In dieser Situation kam Messalina der Gedanke, sich scheiden zu lassen, um Silius zu ehelichen. Finanziell war sie inzwischen abgesichert genug, um auf Palast und Status verzichten zu können. Ihr Gemahl hatte ihr bisher jeden Wunsch erfüllt, also warum sollte er es jetzt nicht auch tun, wo es zwischen ihnen doch ohnehin keine ehelichen Kontakte mehr gab?

Doch wer glaubt, daß Liebe alles ist, hat für Vernunft meist nichts übrig. Silius war von Messalinas Plan begeistert, und da er kinderlos war, freute er sich darauf, Britannicus zu adoptieren. Aber da er ein prominenter Politiker war, könnte man die Scheidung und Wiederverheiratung der Kaiserin als Versuch deuten, das Staatsoberhaupt zu demütigen – und so nachsichtig Claudius auch sein konnte, so grausam war er, wenn er eine Bedrohung erst einmal erkannt hatte. Die Schicksale von Appius  Silanus und Valerius Asiaticus waren ihnen als zum Teil Beteiligten ja nicht fremd!

Also beschlossen sie, Nägel mit Köpfen zu machen, und die Hochzeit vor die Scheidung zu legen. Notfalls würden sie Claudius auch um die Ecke bringen lassen… Tacitus, Sueton und Cassius Dio deuten alle Drei an, daß dies zum Plan des Paares gehörte, um Silius seinen Platz auch auf dem Thron einnehmen zu lassen. Im Krieg und in der Liebe ist schließlich alles erlaubt!

Messalina war auch nicht gewillt, die Trauung heimlich stattfinden zu lassen. Sie war so eingenommen von ihren naiv- romantischen Vorstellungen, daß sie auf eine Hochzeit mit allen Riten und allem Pomp bestand. Silius warnte, daß dies ein Schritt war, der sich nicht mehr rückgängig machen ließ, und dessen Zeitpunkt man darum mit Bedacht festlegen sollte, um möglichst straffrei davonzukommen.

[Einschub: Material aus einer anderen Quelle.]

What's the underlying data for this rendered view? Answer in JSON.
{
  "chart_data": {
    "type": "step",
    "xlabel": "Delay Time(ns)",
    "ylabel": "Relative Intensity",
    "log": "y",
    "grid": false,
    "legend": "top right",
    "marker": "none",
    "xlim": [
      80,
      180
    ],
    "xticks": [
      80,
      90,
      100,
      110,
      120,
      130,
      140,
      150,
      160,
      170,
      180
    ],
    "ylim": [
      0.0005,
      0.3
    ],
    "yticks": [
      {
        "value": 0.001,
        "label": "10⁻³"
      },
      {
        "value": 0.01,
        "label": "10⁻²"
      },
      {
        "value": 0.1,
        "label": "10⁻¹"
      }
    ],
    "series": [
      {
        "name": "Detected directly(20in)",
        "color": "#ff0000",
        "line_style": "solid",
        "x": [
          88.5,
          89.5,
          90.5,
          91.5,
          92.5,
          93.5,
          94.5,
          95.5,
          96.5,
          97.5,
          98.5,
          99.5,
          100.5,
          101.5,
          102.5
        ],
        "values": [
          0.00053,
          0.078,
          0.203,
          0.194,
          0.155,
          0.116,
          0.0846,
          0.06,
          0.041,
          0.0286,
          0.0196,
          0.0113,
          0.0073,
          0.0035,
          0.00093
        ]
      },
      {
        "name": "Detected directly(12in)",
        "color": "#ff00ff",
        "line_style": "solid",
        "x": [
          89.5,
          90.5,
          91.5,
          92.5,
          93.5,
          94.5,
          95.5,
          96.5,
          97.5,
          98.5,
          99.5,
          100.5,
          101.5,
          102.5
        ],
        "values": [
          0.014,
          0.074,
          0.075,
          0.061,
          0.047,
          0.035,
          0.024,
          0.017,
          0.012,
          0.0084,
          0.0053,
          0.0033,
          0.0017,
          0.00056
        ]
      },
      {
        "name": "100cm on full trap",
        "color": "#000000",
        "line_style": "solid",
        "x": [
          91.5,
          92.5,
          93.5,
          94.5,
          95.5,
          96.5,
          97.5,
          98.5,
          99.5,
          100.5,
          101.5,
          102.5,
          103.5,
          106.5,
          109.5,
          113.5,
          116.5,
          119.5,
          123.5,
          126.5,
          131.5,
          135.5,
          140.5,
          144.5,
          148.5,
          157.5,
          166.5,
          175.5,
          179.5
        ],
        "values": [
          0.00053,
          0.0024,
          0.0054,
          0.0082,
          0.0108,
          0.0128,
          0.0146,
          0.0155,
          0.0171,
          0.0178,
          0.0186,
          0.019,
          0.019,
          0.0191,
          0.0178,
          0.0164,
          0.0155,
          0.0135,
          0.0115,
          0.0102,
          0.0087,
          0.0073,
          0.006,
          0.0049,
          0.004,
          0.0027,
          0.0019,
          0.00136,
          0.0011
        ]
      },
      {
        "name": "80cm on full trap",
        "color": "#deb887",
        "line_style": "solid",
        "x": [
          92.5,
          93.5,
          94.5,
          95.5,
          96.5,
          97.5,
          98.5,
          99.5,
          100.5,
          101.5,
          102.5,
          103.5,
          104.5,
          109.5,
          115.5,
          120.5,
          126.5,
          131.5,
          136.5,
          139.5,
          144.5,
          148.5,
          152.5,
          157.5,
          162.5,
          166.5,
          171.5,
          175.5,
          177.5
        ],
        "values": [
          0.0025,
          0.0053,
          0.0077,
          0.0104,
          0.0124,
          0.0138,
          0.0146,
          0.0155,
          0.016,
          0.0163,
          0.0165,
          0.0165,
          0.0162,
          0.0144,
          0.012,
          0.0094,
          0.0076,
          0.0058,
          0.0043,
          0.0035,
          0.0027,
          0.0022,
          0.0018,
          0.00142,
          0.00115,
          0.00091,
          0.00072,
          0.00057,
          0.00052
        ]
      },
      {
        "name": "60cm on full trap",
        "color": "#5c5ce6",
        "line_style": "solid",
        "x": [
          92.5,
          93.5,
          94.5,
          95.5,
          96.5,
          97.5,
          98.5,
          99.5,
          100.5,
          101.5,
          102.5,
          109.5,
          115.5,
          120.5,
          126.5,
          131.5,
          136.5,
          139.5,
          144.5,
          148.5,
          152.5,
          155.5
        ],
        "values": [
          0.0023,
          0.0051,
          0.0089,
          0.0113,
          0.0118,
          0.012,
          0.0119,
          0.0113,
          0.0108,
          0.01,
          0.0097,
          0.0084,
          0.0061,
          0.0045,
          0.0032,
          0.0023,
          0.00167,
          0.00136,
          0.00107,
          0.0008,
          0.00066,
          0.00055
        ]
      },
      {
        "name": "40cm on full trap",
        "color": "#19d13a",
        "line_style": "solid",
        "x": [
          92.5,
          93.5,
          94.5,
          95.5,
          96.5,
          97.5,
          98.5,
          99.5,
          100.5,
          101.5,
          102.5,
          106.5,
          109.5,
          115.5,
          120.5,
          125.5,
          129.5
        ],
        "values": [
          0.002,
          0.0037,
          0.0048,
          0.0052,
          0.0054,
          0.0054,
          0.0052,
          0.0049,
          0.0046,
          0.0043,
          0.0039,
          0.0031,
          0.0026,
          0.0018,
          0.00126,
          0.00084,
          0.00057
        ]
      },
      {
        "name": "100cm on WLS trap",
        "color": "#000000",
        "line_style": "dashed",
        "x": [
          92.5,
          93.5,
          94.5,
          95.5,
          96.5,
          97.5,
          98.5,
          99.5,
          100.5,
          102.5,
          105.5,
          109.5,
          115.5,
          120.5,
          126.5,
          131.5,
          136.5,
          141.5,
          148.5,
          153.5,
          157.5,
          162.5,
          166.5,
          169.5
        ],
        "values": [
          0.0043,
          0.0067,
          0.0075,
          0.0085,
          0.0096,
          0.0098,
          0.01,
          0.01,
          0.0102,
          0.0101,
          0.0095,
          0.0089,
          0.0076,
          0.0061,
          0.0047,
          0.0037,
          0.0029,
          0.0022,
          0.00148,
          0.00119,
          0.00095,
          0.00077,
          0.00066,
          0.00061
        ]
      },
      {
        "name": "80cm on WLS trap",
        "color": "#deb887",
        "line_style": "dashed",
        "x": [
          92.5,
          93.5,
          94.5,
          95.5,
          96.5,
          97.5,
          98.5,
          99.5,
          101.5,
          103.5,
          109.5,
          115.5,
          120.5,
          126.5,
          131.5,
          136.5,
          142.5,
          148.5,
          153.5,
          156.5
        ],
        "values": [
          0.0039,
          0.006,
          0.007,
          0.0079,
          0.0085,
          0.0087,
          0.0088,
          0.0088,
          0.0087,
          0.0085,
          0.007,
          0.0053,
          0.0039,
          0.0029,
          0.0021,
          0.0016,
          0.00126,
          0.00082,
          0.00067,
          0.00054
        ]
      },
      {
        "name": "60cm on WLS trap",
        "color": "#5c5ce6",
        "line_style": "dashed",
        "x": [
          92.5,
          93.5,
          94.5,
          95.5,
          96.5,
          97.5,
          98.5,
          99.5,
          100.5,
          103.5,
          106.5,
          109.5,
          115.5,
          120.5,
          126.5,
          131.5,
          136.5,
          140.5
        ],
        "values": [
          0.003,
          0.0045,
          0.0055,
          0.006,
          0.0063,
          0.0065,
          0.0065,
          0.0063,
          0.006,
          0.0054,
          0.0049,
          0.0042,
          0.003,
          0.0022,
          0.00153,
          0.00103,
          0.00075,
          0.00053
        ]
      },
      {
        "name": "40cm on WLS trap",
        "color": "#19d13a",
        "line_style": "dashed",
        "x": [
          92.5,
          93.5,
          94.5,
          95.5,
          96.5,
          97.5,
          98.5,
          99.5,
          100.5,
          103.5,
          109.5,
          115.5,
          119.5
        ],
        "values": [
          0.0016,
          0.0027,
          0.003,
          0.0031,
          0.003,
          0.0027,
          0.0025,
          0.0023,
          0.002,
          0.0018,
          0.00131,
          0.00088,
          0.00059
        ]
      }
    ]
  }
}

Es traf sich günstig, daß das Staatsoberhaupt wieder einmal mit dem Bau des Hafens in Ostia beschäftigt war… 25 Kilometer von der Hauptstadt entfernt.

So suchte Messalina, sich ihrer alten Komplizen unter den Freigelassenen zu bedienen, namentlich Pallas, Callistus und Narcissus. Die jedoch waren nicht blind vor Liebe, und warnten sie vor der Gefahr einer Palastverschwörung. Sie hatte Mühe, die beiden Erstgenannten auf ihre Seite zu ziehen, und schaffte es wohl nur, weil sie sie nicht zur Feindin haben wollten. Narcissus, der zuviel über sie wußte, um sie zu fürchten, wagte es, sich aus dem Komplott herauszuhalten. Dafür sprangen einige andere Höflinge in die Lücke, unter denen auch einstige Liebhaber Messalinas waren, so Plautius Lateranus, Vetius Valens und Mnester. Auch Suillius Caesonius, der Sohn des Denunzianten Suillius Rufus, war mit von der Partie, sowie ein paar Personen, die teilweise unbedeutendere Schlüsselpositionen innehatten (darunter ein Feuerwehrhauptmann), doch wirklich einflußreiche Köpfe waren nicht dabei.